Electronic Property and Negative Thermal Expansion Behavior of Si(136-x)Ge(x) (x = 8, 32, 40, 104) Clathrate Solid Solution from First Principles

We present the electronic and vibrational studies on Si(136-x)Ge(x) (x = 8, 32, 40, 104) alloys, using the local density approximation (LDA) scheme. We find that a “nearly-direct” band gap exists in the band structure of Si(104)Ge(32) and Si(96)Ge(40), when compared with the similarly reported results obtained using a different computational code. The calculated electronic density of state (EDOS) profiles for the valence band remain nearly identical and independent of the Ge concentration (x = 32, 40, 104) even though some variation is found in the lower conduction band (tail part) as composition x is tuned from 8 (or 40) to 104. The negative thermal expansion (NTE) phenomenon is explored using quasi-harmonic approximation (QHA), which takes the volume dependence of the vibrational mode frequencies into consideration, while neglecting the temperature effect on phonon anharmonicity.

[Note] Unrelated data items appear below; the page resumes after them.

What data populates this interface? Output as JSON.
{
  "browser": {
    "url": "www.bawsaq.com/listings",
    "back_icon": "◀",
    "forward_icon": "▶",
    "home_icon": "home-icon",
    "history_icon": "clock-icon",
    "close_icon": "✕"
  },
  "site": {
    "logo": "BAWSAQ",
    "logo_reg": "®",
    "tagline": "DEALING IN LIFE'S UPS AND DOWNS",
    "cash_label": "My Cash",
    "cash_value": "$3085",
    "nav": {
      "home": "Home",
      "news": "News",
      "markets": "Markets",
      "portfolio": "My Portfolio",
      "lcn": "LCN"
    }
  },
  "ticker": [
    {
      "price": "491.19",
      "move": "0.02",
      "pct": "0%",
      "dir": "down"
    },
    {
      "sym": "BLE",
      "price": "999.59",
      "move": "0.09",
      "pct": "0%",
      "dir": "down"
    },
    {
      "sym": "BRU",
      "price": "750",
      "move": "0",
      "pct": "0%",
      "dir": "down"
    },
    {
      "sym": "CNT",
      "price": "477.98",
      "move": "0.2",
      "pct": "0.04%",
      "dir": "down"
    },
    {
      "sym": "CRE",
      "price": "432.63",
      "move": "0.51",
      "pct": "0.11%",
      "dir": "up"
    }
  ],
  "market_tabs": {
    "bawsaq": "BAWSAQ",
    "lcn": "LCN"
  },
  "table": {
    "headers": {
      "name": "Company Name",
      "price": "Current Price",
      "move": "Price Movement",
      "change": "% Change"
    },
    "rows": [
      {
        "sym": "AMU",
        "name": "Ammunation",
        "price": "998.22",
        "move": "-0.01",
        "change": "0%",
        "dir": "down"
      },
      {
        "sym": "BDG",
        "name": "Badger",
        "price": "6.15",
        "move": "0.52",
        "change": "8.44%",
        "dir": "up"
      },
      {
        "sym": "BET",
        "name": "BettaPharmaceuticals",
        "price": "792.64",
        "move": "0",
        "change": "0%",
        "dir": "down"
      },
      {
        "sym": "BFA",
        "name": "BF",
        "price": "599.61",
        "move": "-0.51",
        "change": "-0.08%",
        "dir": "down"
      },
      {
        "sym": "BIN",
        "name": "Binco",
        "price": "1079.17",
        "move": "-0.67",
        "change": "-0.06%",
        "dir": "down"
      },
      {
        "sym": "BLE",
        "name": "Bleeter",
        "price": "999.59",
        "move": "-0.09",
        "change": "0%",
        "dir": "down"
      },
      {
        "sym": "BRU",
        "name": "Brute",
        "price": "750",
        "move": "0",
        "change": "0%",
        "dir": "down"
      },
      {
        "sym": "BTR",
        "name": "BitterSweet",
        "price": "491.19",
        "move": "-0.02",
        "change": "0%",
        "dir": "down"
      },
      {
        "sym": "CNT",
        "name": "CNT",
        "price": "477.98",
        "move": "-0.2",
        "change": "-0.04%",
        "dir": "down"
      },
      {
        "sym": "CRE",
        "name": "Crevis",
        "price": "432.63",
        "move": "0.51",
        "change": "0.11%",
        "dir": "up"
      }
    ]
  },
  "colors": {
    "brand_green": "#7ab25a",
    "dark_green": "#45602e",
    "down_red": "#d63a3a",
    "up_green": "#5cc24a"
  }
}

Determined macroscopic Grüneisen parameter trends show negative values in the low temperature regime (1 K < T < 115 K), indicating the NTE behavior found in Si(128)Ge(8) is analogous to the experimental result for Si(136). Meanwhile, calculations for the ratio of the vibrational entropy change to the volume change at several characteristic temperatures reconfirm the existence of NTE in Si(128)Ge(8) and Si(104)Ge(32).